New nominee (not yet on the board) and therefore exempt from the TSR trigger; he brings extensive CEO and board experience relevant to Upwork's stage and size, and will satisfy audit committee financial literacy requirements.
Although Steele has served since 2018 and the 3-year TSR trigger based on the XLC sector ETF would nominally fire (UPWK trailed XLC by 109.2pp), the company-disclosed peer group is the primary benchmark under policy, and UPWK's 3-year return of +2.3% outperformed the peer median of -44.2% by +46.5pp — well above the 35pp threshold for a low-positive absolute TSR, so the peer-group trigger does not apply and a FOR vote is warranted; Steele also serves on only one other public board (Samsara), which is within the overboarding limit.

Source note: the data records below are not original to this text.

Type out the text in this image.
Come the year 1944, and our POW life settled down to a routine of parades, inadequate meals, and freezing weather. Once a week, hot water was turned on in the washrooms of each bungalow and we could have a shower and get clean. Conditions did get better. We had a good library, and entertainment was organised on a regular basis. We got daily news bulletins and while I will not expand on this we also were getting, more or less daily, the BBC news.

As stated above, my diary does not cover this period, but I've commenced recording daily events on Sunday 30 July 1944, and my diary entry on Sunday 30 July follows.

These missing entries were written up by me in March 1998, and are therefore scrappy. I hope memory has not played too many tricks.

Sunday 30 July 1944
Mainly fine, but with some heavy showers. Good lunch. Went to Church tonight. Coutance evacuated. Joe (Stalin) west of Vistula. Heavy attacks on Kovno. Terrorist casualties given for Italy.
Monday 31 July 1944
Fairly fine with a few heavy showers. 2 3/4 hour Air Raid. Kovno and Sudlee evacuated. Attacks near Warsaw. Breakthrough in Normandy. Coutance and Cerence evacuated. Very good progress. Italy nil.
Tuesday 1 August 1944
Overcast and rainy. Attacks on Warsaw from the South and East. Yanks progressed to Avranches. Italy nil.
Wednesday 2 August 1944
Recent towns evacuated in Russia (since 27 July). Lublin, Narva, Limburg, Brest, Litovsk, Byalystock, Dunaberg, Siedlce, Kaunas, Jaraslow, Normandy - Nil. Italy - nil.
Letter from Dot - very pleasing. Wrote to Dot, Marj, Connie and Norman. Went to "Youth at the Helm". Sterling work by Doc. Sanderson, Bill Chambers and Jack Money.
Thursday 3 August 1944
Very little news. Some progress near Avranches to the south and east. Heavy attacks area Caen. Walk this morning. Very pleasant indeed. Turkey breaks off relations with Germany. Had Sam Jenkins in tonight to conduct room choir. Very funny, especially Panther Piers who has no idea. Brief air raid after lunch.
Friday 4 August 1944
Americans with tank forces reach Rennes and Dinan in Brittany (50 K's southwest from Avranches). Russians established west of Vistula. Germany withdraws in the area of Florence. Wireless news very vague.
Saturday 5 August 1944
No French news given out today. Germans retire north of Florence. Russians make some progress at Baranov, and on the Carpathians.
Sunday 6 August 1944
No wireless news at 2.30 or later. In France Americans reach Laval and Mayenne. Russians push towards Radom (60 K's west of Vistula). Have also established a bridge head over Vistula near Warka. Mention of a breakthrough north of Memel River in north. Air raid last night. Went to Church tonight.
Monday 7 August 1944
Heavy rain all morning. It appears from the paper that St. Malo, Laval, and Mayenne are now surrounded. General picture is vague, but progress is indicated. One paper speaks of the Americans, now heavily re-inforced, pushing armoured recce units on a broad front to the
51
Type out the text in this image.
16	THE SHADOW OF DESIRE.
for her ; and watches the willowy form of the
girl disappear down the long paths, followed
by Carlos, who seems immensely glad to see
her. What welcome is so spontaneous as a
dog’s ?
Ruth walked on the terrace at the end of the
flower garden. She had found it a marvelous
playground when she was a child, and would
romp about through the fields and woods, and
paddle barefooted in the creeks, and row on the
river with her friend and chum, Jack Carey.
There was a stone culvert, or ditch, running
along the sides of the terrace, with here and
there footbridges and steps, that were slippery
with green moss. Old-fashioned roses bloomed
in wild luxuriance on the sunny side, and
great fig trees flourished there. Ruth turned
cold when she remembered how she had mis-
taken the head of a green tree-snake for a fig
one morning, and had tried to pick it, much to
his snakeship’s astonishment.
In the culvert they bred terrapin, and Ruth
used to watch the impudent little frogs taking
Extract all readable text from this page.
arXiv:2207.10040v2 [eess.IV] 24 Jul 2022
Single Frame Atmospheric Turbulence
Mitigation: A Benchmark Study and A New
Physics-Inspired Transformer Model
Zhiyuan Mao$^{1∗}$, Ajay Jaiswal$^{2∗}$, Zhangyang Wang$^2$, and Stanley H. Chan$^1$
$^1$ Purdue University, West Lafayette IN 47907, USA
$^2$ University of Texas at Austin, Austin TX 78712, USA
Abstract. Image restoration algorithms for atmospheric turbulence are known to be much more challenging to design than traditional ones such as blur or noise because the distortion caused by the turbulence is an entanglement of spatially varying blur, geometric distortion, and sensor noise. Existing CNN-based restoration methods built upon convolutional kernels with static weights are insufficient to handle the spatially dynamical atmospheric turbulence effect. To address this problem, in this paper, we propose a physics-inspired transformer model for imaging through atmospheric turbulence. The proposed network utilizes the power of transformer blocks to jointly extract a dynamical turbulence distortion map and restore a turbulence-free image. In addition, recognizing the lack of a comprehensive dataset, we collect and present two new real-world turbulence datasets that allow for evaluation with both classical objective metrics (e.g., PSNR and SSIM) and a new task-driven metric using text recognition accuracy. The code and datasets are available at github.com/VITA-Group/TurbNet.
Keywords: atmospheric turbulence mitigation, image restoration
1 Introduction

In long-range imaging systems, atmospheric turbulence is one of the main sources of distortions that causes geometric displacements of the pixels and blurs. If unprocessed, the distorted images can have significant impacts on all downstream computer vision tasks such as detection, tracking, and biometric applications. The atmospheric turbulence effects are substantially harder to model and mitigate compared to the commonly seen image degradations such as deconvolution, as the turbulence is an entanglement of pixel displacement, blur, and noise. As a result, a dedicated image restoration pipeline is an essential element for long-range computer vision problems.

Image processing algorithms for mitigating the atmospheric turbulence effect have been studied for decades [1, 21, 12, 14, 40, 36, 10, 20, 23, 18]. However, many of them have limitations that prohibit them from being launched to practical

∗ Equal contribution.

All three nominees clear the policy screens: the two new nominees (Bramley and Lissy) are exempt from the TSR trigger as first-time board members, and the incumbent (Steele) passes because Upwork meaningfully outperformed its disclosed compensation peer group over the past three years despite lagging the broad XLC sector ETF; no overboarding, independence, attendance, or qualifications concerns were identified for any nominee.
Say on Pay
✓ FORCEO
Hayden Brown
Total Comp
$17,094,702
Prior Support
94%%
The prior Say-on-Pay vote received approximately 94% support, well above the 70% threshold that would require visible changes; CEO total compensation of approximately $17.1M is high in absolute terms but the pay mix is strongly performance-oriented (97% of the CEO's target pay is variable, split between performance stock awards with a relative total shareholder return multiplier and time-based restricted stock awards, with only 3% fixed salary), satisfying the policy requirement that at least 50-60% of senior executive pay be variable. On the pay-for-performance alignment check, Upwork's 3-year total shareholder return of +2.3% outperformed the company-disclosed peer group median of -44.2% by +46.5pp, meaning above-benchmark incentive pay is justified by relative outperformance against peers; no clawback concerns were identified as the proxy discloses a robust clawback policy exceeding statutory requirements.
Auditor Ratification
✓ FORAuditor
PricewaterhouseCoopers LLP
Tenure
N/A
Audit Fees
$3,589,000
Non-Audit Fees
$272,000
Non-audit fees (audit-related fees of $175k, tax fees of $95k, and other fees of $2k, totaling $272k) represent approximately 7.6% of core audit fees ($3,589k), which is well below the 50% threshold that would trigger a No vote; PwC's tenure is not disclosed in the proxy so the tenure trigger cannot fire under policy; PwC is a Big 4 firm appropriate for a $1.4B market-cap company; no material restatements were identified.
Overall Assessment
This is a straightforward annual meeting ballot with no contested proposals or significant governance red flags: all three director nominees pass the policy screens (two are new nominees exempt from TSR review, and the incumbent outperformed his peer group), PricewaterhouseCoopers passes the auditor ratification tests with a very low non-audit fee ratio, and the Say-on-Pay program earns a FOR vote based on strong prior shareholder support, a heavily performance-weighted pay structure, and meaningful outperformance against the company's disclosed compensation peer group over the past three years. There are no stockholder proposals on this ballot.